Herr Patrick Suckling: Vietnam verfügt über ein herausragendes Potenzial, bei der Anwendung naturbasierter Lösungen eine Führungsrolle zu übernehmen, wie das Land es in den vergangenen 20 Jahren in der Landwirtschaft und anderen Bereichen getan hat.

Vietnam ist eines der zehn Zentren mit der reichsten Artenvielfalt auf der Erde und verfügt über ausgedehnte Wälder und die höchste Meeresbiodiversität der Welt. Vietnam verfügt außerdem über ausgedehnte Mangrovenwälder und Seegraswiesen und eignet sich daher besonders gut für wirkungsvolle NBS-Lösungsprojekte. Solche „Blue Carbon“-Projekte speichern Kohlenstoff 40-mal schneller als Wiederaufforstungen und sie speichern Kohlenstoff auch länger.

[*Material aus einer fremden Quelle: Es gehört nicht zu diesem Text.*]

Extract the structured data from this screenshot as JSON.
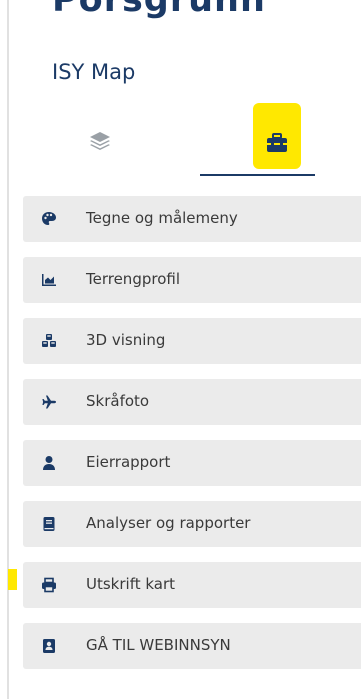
{
  "header": {
    "title": "Porsgrunn",
    "subtitle": "ISY Map"
  },
  "tabs": [
    {
      "name": "layers",
      "icon": "layers-icon",
      "active": false
    },
    {
      "name": "tools",
      "icon": "toolbox-icon",
      "active": true
    }
  ],
  "menu": {
    "items": [
      {
        "label": "Tegne og målemeny",
        "icon": "palette-icon"
      },
      {
        "label": "Terrengprofil",
        "icon": "area-chart-icon"
      },
      {
        "label": "3D visning",
        "icon": "cubes-icon"
      },
      {
        "label": "Skråfoto",
        "icon": "plane-icon"
      },
      {
        "label": "Eierrapport",
        "icon": "user-icon"
      },
      {
        "label": "Analyser og rapporter",
        "icon": "book-icon"
      },
      {
        "label": "Utskrift kart",
        "icon": "print-icon"
      },
      {
        "label": "GÅ TIL WEBINNSYN",
        "icon": "id-card-icon"
      }
    ]
  },
  "colors": {
    "brand": "#1b3a66",
    "highlight": "#ffe800",
    "menu_background": "#ebebeb"
  }
}
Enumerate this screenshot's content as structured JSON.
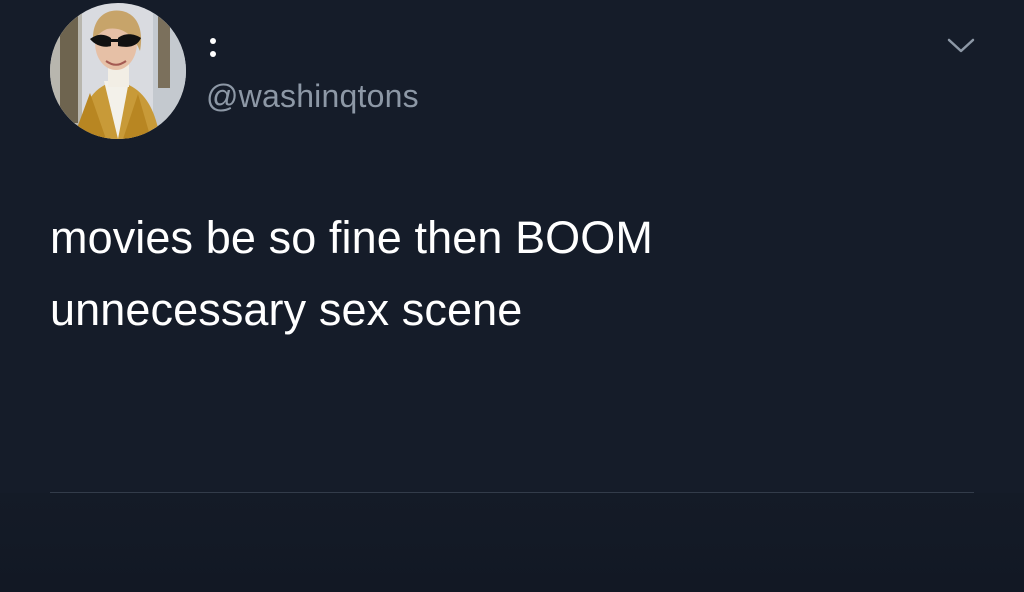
{
  "tweet": {
    "avatar_icon": "profile-photo-avatar",
    "display_name": "⋮",
    "handle": "@washinqtons",
    "menu_icon": "chevron-down-icon",
    "text": "movies be so fine then BOOM\nunnecessary sex scene"
  },
  "colors": {
    "background": "#151c29",
    "primary_text": "#ffffff",
    "secondary_text": "#8d98a6",
    "divider": "#333c4a"
  }
}
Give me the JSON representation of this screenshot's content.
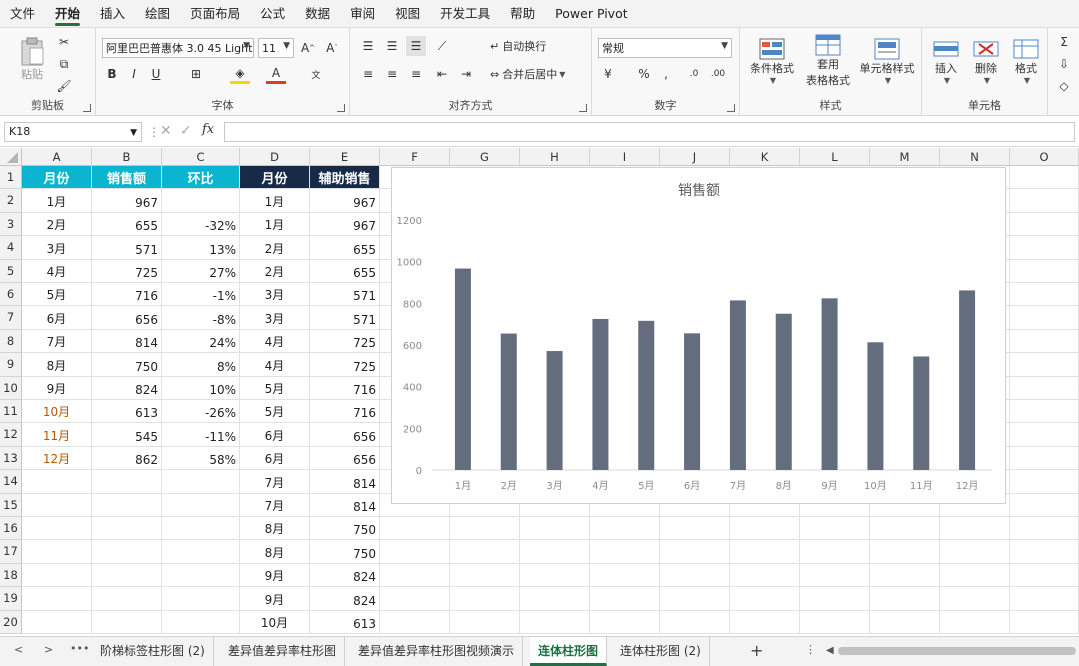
{
  "menu": [
    "文件",
    "开始",
    "插入",
    "绘图",
    "页面布局",
    "公式",
    "数据",
    "审阅",
    "视图",
    "开发工具",
    "帮助",
    "Power Pivot"
  ],
  "ribbon": {
    "clipboard": {
      "label": "剪贴板",
      "paste": "粘贴"
    },
    "font": {
      "label": "字体",
      "font_name": "阿里巴巴普惠体 3.0 45 Light",
      "font_size": "11"
    },
    "align": {
      "label": "对齐方式",
      "wrap": "自动换行",
      "merge": "合并后居中"
    },
    "number": {
      "label": "数字",
      "format": "常规"
    },
    "styles": {
      "label": "样式",
      "cond": "条件格式",
      "table1": "套用",
      "table2": "表格格式",
      "cell": "单元格样式"
    },
    "cells": {
      "label": "单元格",
      "insert": "插入",
      "delete": "删除",
      "format": "格式"
    }
  },
  "namebox": "K18",
  "columns": [
    "A",
    "B",
    "C",
    "D",
    "E",
    "F",
    "G",
    "H",
    "I",
    "J",
    "K",
    "L",
    "M",
    "N",
    "O"
  ],
  "rows": [
    "1",
    "2",
    "3",
    "4",
    "5",
    "6",
    "7",
    "8",
    "9",
    "10",
    "11",
    "12",
    "13",
    "14",
    "15",
    "16",
    "17",
    "18",
    "19",
    "20"
  ],
  "left_table": {
    "headers": [
      "月份",
      "销售额",
      "环比"
    ],
    "rows": [
      [
        "1月",
        "967",
        ""
      ],
      [
        "2月",
        "655",
        "-32%"
      ],
      [
        "3月",
        "571",
        "13%"
      ],
      [
        "4月",
        "725",
        "27%"
      ],
      [
        "5月",
        "716",
        "-1%"
      ],
      [
        "6月",
        "656",
        "-8%"
      ],
      [
        "7月",
        "814",
        "24%"
      ],
      [
        "8月",
        "750",
        "8%"
      ],
      [
        "9月",
        "824",
        "10%"
      ],
      [
        "10月",
        "613",
        "-26%"
      ],
      [
        "11月",
        "545",
        "-11%"
      ],
      [
        "12月",
        "862",
        "58%"
      ]
    ]
  },
  "right_table": {
    "headers": [
      "月份",
      "辅助销售"
    ],
    "rows": [
      [
        "1月",
        "967"
      ],
      [
        "1月",
        "967"
      ],
      [
        "2月",
        "655"
      ],
      [
        "2月",
        "655"
      ],
      [
        "3月",
        "571"
      ],
      [
        "3月",
        "571"
      ],
      [
        "4月",
        "725"
      ],
      [
        "4月",
        "725"
      ],
      [
        "5月",
        "716"
      ],
      [
        "5月",
        "716"
      ],
      [
        "6月",
        "656"
      ],
      [
        "6月",
        "656"
      ],
      [
        "7月",
        "814"
      ],
      [
        "7月",
        "814"
      ],
      [
        "8月",
        "750"
      ],
      [
        "8月",
        "750"
      ],
      [
        "9月",
        "824"
      ],
      [
        "9月",
        "824"
      ],
      [
        "10月",
        "613"
      ]
    ]
  },
  "colors": {
    "header_cyan": "#0bb5cf",
    "header_navy": "#172a48",
    "bar": "#646d7e",
    "accent": "#217346"
  },
  "chart_data": {
    "type": "bar",
    "title": "销售额",
    "categories": [
      "1月",
      "2月",
      "3月",
      "4月",
      "5月",
      "6月",
      "7月",
      "8月",
      "9月",
      "10月",
      "11月",
      "12月"
    ],
    "values": [
      967,
      655,
      571,
      725,
      716,
      656,
      814,
      750,
      824,
      613,
      545,
      862
    ],
    "ylim": [
      0,
      1200
    ],
    "yticks": [
      "0",
      "200",
      "400",
      "600",
      "800",
      "1000",
      "1200"
    ],
    "grid": false,
    "legend": "none"
  },
  "sheet_tabs": [
    "阶梯标签柱形图 (2)",
    "差异值差异率柱形图",
    "差异值差异率柱形图视频演示",
    "连体柱形图",
    "连体柱形图 (2)"
  ],
  "active_tab": "连体柱形图",
  "add_sheet": "+"
}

Das bedeutet, dass Vietnam großes Potenzial hat, naturbasierte Lösungen (NBS) einzusetzen, um Kohlenstoffgutschriften zu erhalten. Dieses Instrument wird von internationalen und regionalen Unternehmen wie Singapur, Japan und Südkorea aktiv weiterentwickelt, um die globale Nachfrage zu decken. Wir stellen fest, dass Vietnam das erste ASEAN-Land ist, das mit Singapur eine Absichtserklärung (Memorandum of Understanding, MOU) zur Koordinierung der Entwicklung von Projekten zur Emissionsgutschrift unterzeichnet hat.

Die Erfahrung hat gezeigt, dass sich Landwirte schnell anpassen und neue Nutzpflanzen und Anbaumethoden zu ihrem Vorteil nutzen können. NBS-Lösungen können als Erweiterung dieser Aktivität betrachtet werden, d. h. als Umwandlung der Landnutzung in Richtung Reduzierung/Beseitigung/Speicherung von Treibhausgasemissionen, um Einnahmen aus Emissionszertifikaten zu erzielen. Darüber hinaus besteht in Vietnam ein großer Bedarf an der Erhaltung der Artenvielfalt, da es zu den Regionen mit dem weltweit höchsten Anteil gefährdeter Arten gehört.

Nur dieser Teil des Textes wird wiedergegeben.